The secret is b.call(&i) is not equivalent to A::<'static>::call(&b, &i); even though it looks like we want to call method call on the instance b that has type A<'static>, instead, the method call is equivalent to A::<'_>::call(&b, &i), that is, the compiler will infer a lifetime for '_ such that 'static:'_ and 'i: '_, then use the inferred lifetime '_ to instantiate the method, then covariant happens after this instantiation.

Any transformation isn't happening on the AST level.

Some light testing seems to indicate that lifetimes are inferred but type and const parameters are not.

The transformation is only used to think of how the lifetime will be inferred for a method call. In other words, in a method call expression, the lifetime parameter of the enclosing type in the method signature is not designated by the receiver expression, the lifetime instead should be re-inferred together with other arguments in order to find out the common lifetime they can be coerced to. Is this understanding right?

Seems that way. I think all lifetimes are replaced with inference variables and then checked against constraints.

Concrete lifetimes don't matter for method resolution either... effectively anyway. (I don't think there's a way to implement for a non-overlapping pair of lifetimes, technically, so it must be this way.)

However, this also remains an issue, the Rust Reference says:

For method calls, the receiver (self parameter) can only take advantage of unsized coercions.

In this case, the subtype coercion is expected to happen at the receiver position, how to interpret this point?

I've been confused by that phrasing forever. I dug into the history of the reference and didn't find any explanation in the PR.

My best guess as to what it's trying to say is that function arguments don't automatically unsize coerce except that method resolution may unsize coerce a method receiver.

(Then the next place the reference falls short is that only slice unsizing takes place for method resolution, and not say, dyn Trait unsizing.)

2 Likes

Maybe, you may want to post an issue to Rust Reference to fix that error.

I linked to an existing issue (which I also commented on), but PRs have a better hit rate, so probably I should try that at some point.
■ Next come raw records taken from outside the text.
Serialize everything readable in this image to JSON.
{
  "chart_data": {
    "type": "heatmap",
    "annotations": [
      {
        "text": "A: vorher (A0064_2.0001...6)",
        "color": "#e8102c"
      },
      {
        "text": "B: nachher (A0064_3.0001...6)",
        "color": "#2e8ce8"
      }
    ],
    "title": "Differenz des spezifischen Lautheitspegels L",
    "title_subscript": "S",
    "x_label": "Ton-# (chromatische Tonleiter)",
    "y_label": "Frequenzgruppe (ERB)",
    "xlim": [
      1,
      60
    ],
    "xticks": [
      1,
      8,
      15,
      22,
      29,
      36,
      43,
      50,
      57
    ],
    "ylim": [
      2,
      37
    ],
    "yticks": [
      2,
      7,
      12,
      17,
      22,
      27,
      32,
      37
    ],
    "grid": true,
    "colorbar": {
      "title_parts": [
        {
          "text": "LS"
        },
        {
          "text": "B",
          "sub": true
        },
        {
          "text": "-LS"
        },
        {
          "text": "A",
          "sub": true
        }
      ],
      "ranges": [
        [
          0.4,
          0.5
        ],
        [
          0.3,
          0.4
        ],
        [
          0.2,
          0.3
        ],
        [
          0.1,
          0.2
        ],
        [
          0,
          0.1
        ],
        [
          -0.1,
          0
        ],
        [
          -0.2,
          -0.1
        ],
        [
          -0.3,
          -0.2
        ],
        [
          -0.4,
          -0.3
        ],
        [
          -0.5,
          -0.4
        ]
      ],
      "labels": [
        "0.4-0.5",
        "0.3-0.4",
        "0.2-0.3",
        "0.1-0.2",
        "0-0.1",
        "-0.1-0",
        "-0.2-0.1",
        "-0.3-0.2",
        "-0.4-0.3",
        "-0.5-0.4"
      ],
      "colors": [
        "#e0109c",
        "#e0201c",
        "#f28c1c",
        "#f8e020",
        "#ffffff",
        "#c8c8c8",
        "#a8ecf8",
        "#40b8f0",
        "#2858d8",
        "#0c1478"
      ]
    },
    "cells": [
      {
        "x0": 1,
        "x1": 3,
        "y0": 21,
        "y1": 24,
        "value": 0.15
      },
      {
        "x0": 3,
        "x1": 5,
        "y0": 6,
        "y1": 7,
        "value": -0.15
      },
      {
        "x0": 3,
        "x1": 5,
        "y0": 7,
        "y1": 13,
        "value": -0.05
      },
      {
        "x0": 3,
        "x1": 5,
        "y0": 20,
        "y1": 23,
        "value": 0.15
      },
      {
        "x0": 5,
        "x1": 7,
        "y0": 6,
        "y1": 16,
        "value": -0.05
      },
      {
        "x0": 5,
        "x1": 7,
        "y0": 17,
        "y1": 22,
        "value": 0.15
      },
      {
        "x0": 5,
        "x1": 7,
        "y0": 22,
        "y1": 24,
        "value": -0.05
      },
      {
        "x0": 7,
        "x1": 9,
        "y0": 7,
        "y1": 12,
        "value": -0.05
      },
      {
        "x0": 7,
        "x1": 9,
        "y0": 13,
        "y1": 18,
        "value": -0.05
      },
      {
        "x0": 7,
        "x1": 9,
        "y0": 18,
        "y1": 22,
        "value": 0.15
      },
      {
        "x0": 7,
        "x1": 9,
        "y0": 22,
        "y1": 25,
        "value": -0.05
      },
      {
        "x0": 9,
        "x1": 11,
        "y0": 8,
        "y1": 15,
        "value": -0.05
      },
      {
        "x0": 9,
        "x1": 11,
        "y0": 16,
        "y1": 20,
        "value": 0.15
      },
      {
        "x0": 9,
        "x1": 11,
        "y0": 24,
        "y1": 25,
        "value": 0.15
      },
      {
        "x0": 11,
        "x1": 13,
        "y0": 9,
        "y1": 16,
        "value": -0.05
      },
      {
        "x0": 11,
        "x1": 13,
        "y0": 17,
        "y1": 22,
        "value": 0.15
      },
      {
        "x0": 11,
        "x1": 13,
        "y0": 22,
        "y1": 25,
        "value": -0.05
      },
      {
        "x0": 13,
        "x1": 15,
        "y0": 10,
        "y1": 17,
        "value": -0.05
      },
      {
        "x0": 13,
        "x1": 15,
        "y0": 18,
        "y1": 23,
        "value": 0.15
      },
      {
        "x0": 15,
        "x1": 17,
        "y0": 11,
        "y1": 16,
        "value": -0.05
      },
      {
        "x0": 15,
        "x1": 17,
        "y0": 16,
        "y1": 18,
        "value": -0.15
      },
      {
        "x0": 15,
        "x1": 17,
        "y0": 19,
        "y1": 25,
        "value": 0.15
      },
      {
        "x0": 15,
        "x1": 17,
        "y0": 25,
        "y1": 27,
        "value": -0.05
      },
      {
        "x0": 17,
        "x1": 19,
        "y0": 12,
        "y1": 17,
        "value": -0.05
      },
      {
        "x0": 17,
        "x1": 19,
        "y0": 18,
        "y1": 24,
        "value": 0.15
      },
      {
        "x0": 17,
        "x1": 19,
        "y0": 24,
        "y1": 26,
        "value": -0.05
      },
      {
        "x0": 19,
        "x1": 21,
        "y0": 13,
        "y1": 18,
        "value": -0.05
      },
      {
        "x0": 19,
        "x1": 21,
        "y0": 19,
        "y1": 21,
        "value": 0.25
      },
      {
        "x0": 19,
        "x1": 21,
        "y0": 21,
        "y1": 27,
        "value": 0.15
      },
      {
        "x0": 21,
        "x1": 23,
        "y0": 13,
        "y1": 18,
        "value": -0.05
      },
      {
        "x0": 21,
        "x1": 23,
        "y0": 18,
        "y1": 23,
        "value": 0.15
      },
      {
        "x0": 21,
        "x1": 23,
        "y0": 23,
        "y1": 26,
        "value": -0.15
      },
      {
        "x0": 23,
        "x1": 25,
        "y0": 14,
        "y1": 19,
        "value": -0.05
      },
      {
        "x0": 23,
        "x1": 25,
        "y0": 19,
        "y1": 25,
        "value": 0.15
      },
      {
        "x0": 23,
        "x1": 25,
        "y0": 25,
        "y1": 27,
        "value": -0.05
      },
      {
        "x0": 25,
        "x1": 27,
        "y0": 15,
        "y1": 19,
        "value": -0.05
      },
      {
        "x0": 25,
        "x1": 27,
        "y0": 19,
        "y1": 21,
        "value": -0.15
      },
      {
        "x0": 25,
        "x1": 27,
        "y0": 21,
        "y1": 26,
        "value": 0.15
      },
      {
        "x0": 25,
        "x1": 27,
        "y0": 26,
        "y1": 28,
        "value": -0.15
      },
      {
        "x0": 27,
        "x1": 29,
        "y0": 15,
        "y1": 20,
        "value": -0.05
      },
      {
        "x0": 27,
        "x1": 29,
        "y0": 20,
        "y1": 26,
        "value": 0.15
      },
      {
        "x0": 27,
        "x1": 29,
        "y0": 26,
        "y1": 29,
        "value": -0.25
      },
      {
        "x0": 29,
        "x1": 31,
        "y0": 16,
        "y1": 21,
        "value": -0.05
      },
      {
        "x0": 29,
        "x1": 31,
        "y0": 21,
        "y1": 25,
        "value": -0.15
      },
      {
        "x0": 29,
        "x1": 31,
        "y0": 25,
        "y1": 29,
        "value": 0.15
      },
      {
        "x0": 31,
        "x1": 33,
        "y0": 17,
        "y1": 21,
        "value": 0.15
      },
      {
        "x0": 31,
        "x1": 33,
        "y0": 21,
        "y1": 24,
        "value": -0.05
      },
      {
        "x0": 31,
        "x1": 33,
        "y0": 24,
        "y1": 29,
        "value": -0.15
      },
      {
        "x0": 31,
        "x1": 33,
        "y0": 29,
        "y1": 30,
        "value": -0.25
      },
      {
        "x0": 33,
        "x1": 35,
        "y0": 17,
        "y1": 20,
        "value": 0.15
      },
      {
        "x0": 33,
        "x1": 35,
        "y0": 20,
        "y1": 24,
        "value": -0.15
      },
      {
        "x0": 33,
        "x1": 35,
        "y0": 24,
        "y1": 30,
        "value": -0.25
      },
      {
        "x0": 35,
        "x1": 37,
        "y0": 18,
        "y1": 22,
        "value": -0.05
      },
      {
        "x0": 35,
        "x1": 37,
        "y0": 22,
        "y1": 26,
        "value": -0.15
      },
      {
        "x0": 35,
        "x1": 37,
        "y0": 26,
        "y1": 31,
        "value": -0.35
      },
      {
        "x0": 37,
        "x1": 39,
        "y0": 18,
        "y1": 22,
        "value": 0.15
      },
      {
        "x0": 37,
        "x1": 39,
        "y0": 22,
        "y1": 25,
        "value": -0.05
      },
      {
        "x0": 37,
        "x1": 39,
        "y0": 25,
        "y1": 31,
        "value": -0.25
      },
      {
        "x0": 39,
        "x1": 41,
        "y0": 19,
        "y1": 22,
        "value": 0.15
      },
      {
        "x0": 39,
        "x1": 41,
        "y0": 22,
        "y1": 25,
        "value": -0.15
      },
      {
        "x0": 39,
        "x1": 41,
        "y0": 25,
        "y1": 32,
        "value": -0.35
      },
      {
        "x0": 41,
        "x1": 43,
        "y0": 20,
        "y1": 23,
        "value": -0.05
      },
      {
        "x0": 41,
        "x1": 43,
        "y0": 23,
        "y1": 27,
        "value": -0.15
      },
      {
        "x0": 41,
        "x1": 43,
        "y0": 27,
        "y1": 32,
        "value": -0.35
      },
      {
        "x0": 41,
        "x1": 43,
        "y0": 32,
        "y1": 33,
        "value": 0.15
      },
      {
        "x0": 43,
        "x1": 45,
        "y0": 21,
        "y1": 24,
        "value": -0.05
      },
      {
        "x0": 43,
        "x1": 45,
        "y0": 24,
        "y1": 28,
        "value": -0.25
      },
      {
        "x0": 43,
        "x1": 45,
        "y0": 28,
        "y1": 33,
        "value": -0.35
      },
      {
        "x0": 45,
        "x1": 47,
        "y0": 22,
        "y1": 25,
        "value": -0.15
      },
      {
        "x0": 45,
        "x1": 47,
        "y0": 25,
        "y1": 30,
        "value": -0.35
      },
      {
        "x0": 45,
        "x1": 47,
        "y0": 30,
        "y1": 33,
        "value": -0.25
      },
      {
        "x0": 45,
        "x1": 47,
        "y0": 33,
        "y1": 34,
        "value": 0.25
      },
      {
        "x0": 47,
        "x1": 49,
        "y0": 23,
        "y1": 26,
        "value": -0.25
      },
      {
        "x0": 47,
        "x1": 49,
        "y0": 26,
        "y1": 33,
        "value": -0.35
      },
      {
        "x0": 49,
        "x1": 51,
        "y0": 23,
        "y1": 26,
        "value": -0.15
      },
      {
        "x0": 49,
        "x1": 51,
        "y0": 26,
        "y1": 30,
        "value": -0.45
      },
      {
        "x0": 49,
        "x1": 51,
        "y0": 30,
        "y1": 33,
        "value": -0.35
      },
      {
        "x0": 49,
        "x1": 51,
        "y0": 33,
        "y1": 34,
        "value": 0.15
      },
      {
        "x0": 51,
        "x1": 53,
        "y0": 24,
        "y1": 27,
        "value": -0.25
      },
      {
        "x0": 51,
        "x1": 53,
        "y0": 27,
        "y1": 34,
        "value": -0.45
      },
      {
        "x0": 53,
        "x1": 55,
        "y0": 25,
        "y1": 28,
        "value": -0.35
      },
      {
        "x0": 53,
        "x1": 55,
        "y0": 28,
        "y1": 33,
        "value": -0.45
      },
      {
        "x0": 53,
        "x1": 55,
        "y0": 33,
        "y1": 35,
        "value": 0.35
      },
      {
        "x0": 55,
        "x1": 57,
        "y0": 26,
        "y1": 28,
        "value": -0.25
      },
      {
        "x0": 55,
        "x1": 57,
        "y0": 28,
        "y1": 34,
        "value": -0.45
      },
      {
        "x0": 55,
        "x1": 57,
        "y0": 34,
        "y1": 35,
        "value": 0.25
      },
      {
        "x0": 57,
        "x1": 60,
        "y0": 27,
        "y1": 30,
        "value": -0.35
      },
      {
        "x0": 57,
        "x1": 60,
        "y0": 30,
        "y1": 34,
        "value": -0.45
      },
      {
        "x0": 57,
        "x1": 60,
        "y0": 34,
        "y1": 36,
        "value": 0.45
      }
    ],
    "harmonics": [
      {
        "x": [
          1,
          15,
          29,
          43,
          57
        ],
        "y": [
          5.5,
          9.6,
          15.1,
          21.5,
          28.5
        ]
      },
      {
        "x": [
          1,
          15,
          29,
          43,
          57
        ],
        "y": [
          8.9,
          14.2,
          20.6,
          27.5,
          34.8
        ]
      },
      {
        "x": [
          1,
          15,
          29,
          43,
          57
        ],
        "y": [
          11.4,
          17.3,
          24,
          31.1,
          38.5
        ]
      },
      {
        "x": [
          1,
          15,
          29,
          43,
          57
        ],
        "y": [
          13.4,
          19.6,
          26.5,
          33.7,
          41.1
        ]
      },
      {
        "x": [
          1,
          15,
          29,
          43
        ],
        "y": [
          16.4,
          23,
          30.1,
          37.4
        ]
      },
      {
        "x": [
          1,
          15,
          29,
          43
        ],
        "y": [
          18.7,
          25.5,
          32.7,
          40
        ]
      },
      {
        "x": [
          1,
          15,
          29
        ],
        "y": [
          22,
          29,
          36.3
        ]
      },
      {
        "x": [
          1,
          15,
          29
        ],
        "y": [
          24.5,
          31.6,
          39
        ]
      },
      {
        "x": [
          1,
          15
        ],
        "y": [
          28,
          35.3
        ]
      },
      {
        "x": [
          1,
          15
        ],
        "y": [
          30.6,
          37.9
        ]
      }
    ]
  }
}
Although I've seen those stall out too sadly.

What Rust really needs is an actual spec.

What Rust really needs is an actual spec.

That would be better, however, Rust is a high-speed evolve language, so it may be too early to have a standard specification. Anyway, it would be meaningful if there was a book that can commonly interpret borrowing checker, lifetime, coercion, and some obscure concept.